What did mime companies do before amplification? And modern lighting? This was a fine cast who worked hard, had talent and trained with the best, including Le Coq and Lindsay Kemp. But much of the show's impact derived from the son et lumiere.
In the original story, a lowly clerk saves up, buys himself a smart overcoat, briefly enjoys enhanced status as a result, but then is destroyed when the coat is stolen. In this version a man (Lahav) dreams of marrying the girl at work, some ghastly office where the prize for employee of the month is apparently a smart camel overcoat with opulent fur collar, seen hanging to start with at one side of the proscenium. At one stage it seems he's got both the girl and the coat, but alas, it's a dream. In reality the coat has gone to another guy and our hero is summoned to see the boss (a godlike figure high on a ledge at the side of the stage) who casts him out, stripping him of the coat in the process.
He dies naked and alone in the little room he shares with a two-bar electric fire, a portrait of his parents (cast members gazing through a frame) and a rapacious Spanish landlady who has earlier seduced him under the influence of flamenco music on the Roberts radio hanging on the end of the bed.
These chaps know their stuff. The cast move brilliantly as a crowd, scuttling about the set in a body, yet each one an individual. They battle the wind, grouping and regrouping. At one point the hero is beseiged by birds in the gale: sheets of white paper, bunched and fluttered by the rest of the cast. The hero's room is assembled from half a dozen props: a bed (which at one point swallows him up), the fire, a door, a picture frame, all held in place by the cast.
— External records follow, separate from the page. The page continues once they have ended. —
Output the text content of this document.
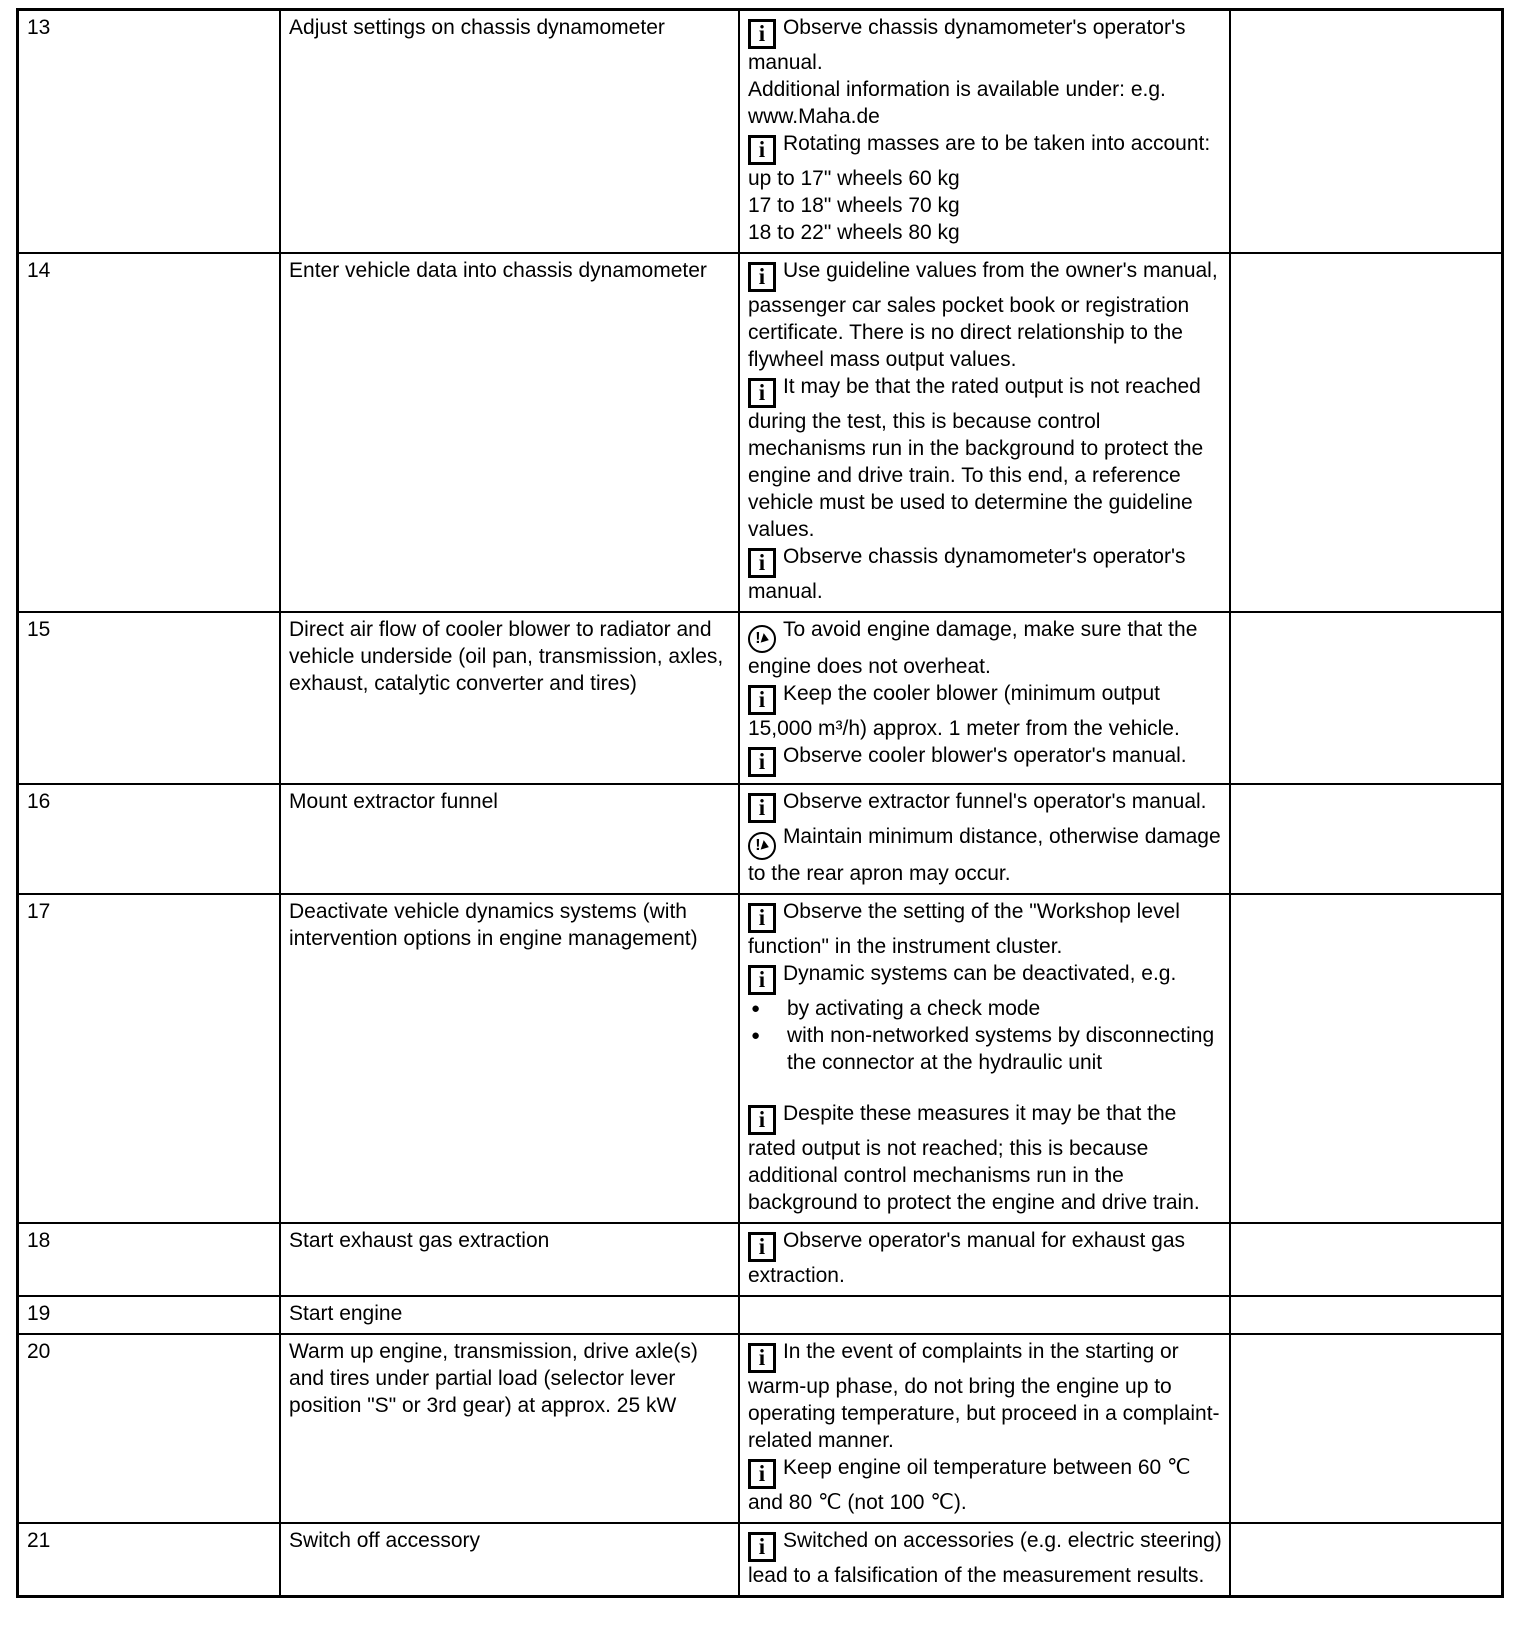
13	Adjust settings on chassis dynamometer	i Observe chassis dynamometer's operator's manual.
Additional information is available under: e.g. www.Maha.de
i Rotating masses are to be taken into account:
up to 17" wheels 60 kg
17 to 18" wheels 70 kg
18 to 22" wheels 80 kg

14	Enter vehicle data into chassis dynamometer	i Use guideline values from the owner's manual, passenger car sales pocket book or registration certificate. There is no direct relationship to the flywheel mass output values.
i It may be that the rated output is not reached during the test, this is because control mechanisms run in the background to protect the engine and drive train. To this end, a reference vehicle must be used to determine the guideline values.
i Observe chassis dynamometer's operator's manual.	

15	Direct air flow of cooler blower to radiator and vehicle underside (oil pan, transmission, axles, exhaust, catalytic converter and tires)	! To avoid engine damage, make sure that the engine does not overheat.
i Keep the cooler blower (minimum output 15,000 m³/h) approx. 1 meter from the vehicle.
i Observe cooler blower's operator's manual.	

16	Mount extractor funnel	i Observe extractor funnel's operator's manual.
! Maintain minimum distance, otherwise damage to the rear apron may occur.	

17	Deactivate vehicle dynamics systems (with intervention options in engine management)	
i Observe the setting of the "Workshop level function" in the instrument cluster.
i Dynamic systems can be deactivated, e.g.
●	by activating a check mode
●	with non-networked systems by disconnecting the connector at the hydraulic unit
i Despite these measures it may be that the rated output is not reached; this is because additional control mechanisms run in the background to protect the engine and drive train.

18	Start exhaust gas extraction	i Observe operator's manual for exhaust gas extraction.	

19	Start engine		
20	Warm up engine, transmission, drive axle(s) and tires under partial load (selector lever position "S" or 3rd gear) at approx. 25 kW	i In the event of complaints in the starting or warm-up phase, do not bring the engine up to operating temperature, but proceed in a complaint-related manner.
i Keep engine oil temperature between 60 ℃ and 80 ℃ (not 100 ℃).	

21	Switch off accessory	i Switched on accessories (e.g. electric steering) lead to a falsification of the measurement results.	
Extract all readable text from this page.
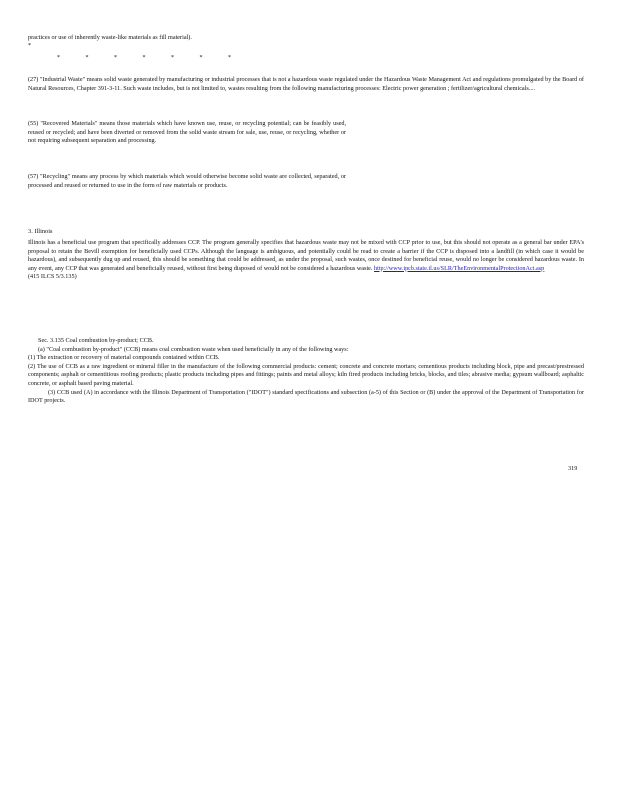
practices or use of inherently waste-like materials as fill material).

*

*	*	*	*	*	*	*

(27) "Industrial Waste" means solid waste generated by manufacturing or industrial processes that is not a hazardous waste regulated under the Hazardous Waste Management Act and regulations promulgated by the Board of Natural Resources, Chapter 391-3-11. Such waste includes, but is not limited to, wastes resulting from the following manufacturing processes: Electric power generation ; fertilizer/agricultural chemicals....

(55) "Recovered Materials" means those materials which have known use, reuse, or recycling potential; can be feasibly used, reused or recycled; and have been diverted or removed from the solid waste stream for sale, use, reuse, or recycling, whether or not requiring subsequent separation and processing.

(57) "Recycling" means any process by which materials which would otherwise become solid waste are collected, separated, or processed and reused or returned to use in the form of raw materials or products.

3. Illinois

Illinois has a beneficial use program that specifically addresses CCP. The program generally specifies that hazardous waste may not be mixed with CCP prior to use, but this should not operate as a general bar under EPA's proposal to retain the Bevill exemption for beneficially used CCPs. Although the language is ambiguous, and potentially could be read to create a barrier if the CCP is disposed into a landfill (in which case it would be hazardous), and subsequently dug up and reused, this should be something that could be addressed, as under the proposal, such wastes, once destined for beneficial reuse, would no longer be considered hazardous waste. In any event, any CCP that was generated and beneficially reused, without first being disposed of would not be considered a hazardous waste. http://www.ipcb.state.il.us/SLR/TheEnvironmentalProtectionAct.asp

(415 ILCS 5/3.135)

Sec. 3.135 Coal combustion by-product; CCB.

(a) "Coal combustion by-product" (CCB) means coal combustion waste when used beneficially in any of the following ways:

(1) The extraction or recovery of material compounds contained within CCB.

(2) The use of CCB as a raw ingredient or mineral filler in the manufacture of the following commercial products: cement; concrete and concrete mortars; cementious products including block, pipe and precast/prestressed components; asphalt or cementitious roofing products; plastic products including pipes and fittings; paints and metal alloys; kiln fired products including bricks, blocks, and tiles; abrasive media; gypsum wallboard; asphaltic concrete, or asphalt based paving material.

(3) CCB used (A) in accordance with the Illinois Department of Transportation ("IDOT") standard specifications and subsection (a-5) of this Section or (B) under the approval of the Department of Transportation for IDOT projects.

319
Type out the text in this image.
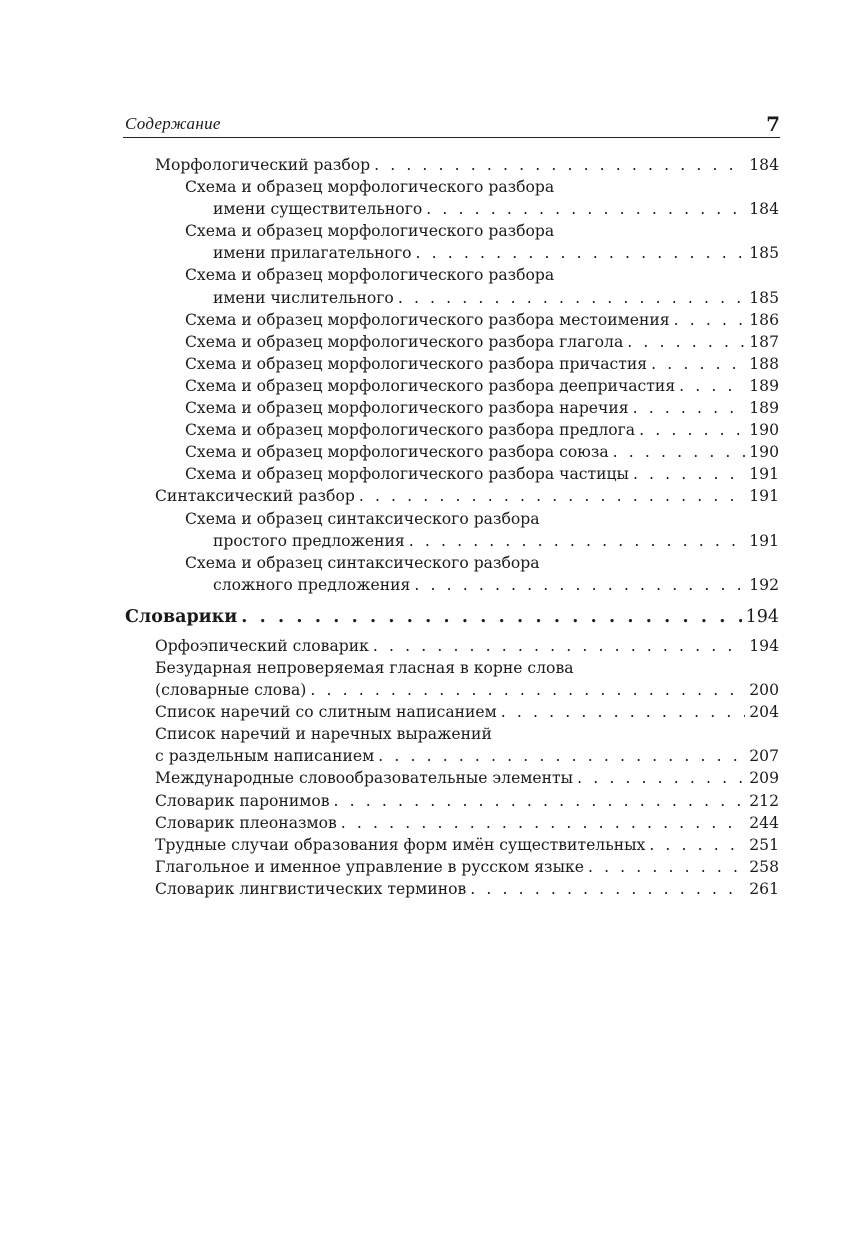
Содержание	7
Морфологический разбор . . .	184
Схема и образец морфологического разбора
имени существительного . . .	184
Схема и образец морфологического разбора
имени прилагательного . . .	185
Схема и образец морфологического разбора
имени числительного . . .	185
Схема и образец морфологического разбора местоимения . . .	186
Схема и образец морфологического разбора глагола . . .	187
Схема и образец морфологического разбора причастия . . .	188
Схема и образец морфологического разбора деепричастия . . .	189
Схема и образец морфологического разбора наречия . . .	189
Схема и образец морфологического разбора предлога . . .	190
Схема и образец морфологического разбора союза . . .	190
Схема и образец морфологического разбора частицы . . .	191
Синтаксический разбор . . .	191
Схема и образец синтаксического разбора
простого предложения . . .	191
Схема и образец синтаксического разбора
сложного предложения . . .	192
Словарики . . .	194
Орфоэпический словарик . . .	194
Безударная непроверяемая гласная в корне слова
(словарные слова) . . .	200
Список наречий со слитным написанием . . .	204
Список наречий и наречных выражений
с раздельным написанием . . .	207
Международные словообразовательные элементы . . .	209
Словарик паронимов . . .	212
Словарик плеоназмов . . .	244
Трудные случаи образования форм имён существительных . . .	251
Глагольное и именное управление в русском языке . . .	258
Словарик лингвистических терминов . . .	261
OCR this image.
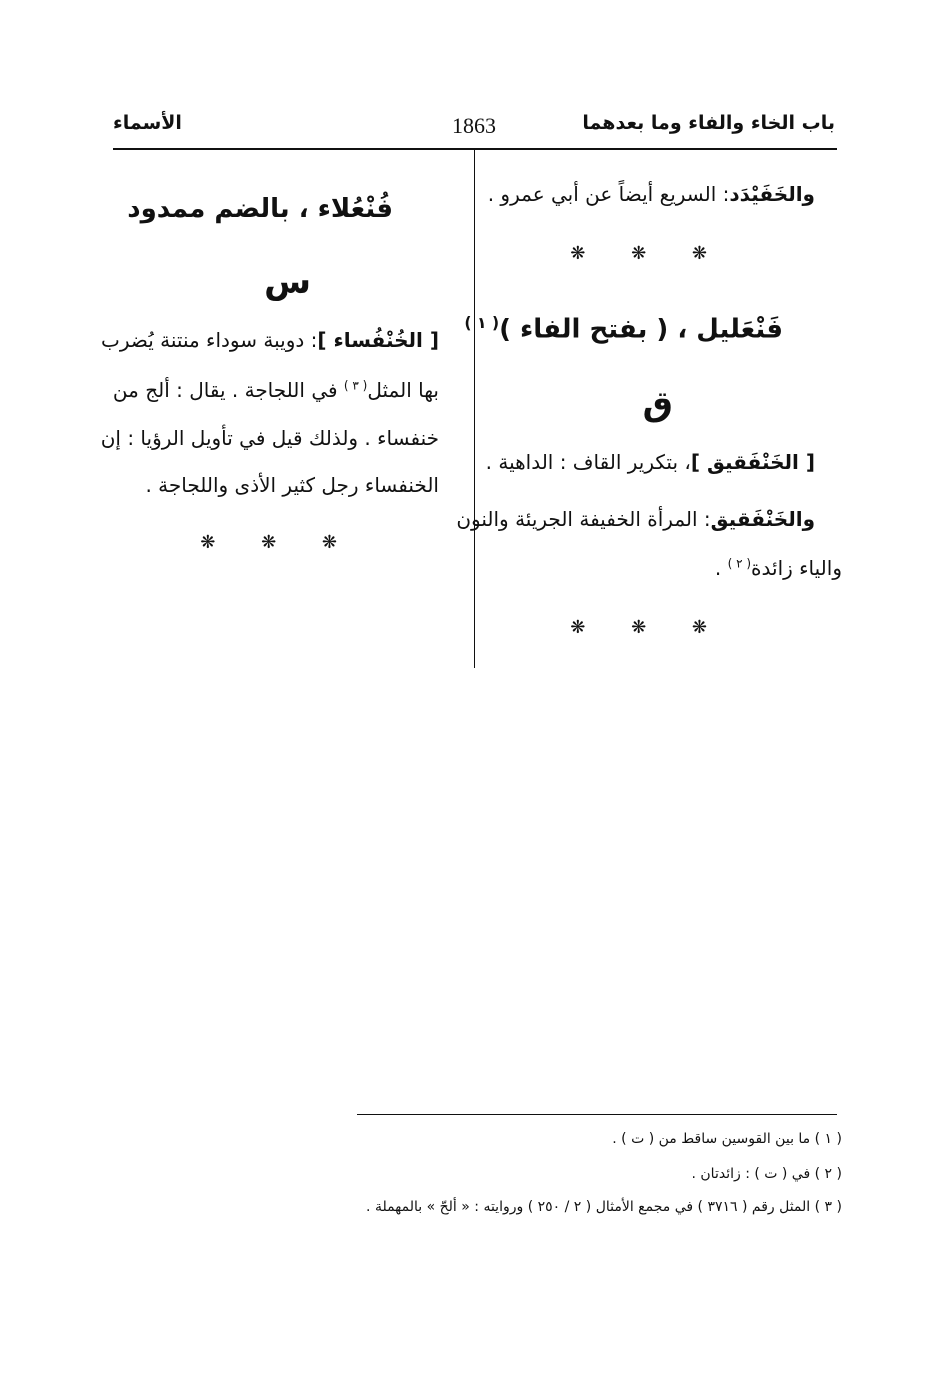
باب الخاء والفاء وما بعدهما
1863
الأسماء
والخَفَيْدَد: السريع أيضاً عن أبي عمرو .
❋ ❋ ❋
فَنْعَليل ، ( بفتح الفاء )$^{( ١ )}$
ق
[ الخَنْفَقيق ]، بتكرير القاف : الداهية .
والخَنْفَقيق: المرأة الخفيفة الجريئة والنون
والياء زائدة$^{( ٢ )}$ .
❋ ❋ ❋
فُنْعُلاء ، بالضم ممدود
س
[ الخُنْفُساء ]: دويبة سوداء منتنة يُضرب
بها المثل$^{( ٣ )}$ في اللجاجة . يقال : ألج من
خنفساء . ولذلك قيل في تأويل الرؤيا : إن
الخنفساء رجل كثير الأذى واللجاجة .
❋ ❋ ❋
( ١ ) ما بين القوسين ساقط من ( ت ) .
( ٢ ) في ( ت ) : زائدتان .
( ٣ ) المثل رقم ( ٣٧١٦ ) في مجمع الأمثال ( ٢ / ٢٥٠ ) وروايته : « ألحّ » بالمهملة .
The "office" is a place of school desks each equipped with coloured lamps, red, green and blue-white, with a lamp-cum-hatstand, at which the cast perform mindlessly repetitive tasks, scuttling with documents from one desk to another or to grilles that open in the back wall (Natalia's job is to stamp the documents with rubber stamps; our hero's is to trim them with a guillotine) while the boss hectors them through a loudspeaker in a parody of French.
We loved the set: a black back wall with doors and shutters that opened and shut: design by Ti Green, who presumably also commissioned the early 20th century costumes in which overcoats of various lengths and degrees of tackiness inevitably featured. And a special mention for the lighting by James Farncombe and the music by percussionist Dave Price, who also performs in the cast. Musical high points included a tune tapped out on a tiny xylophone with metal thimbles on his finger tips from high up at the side of the proscenium.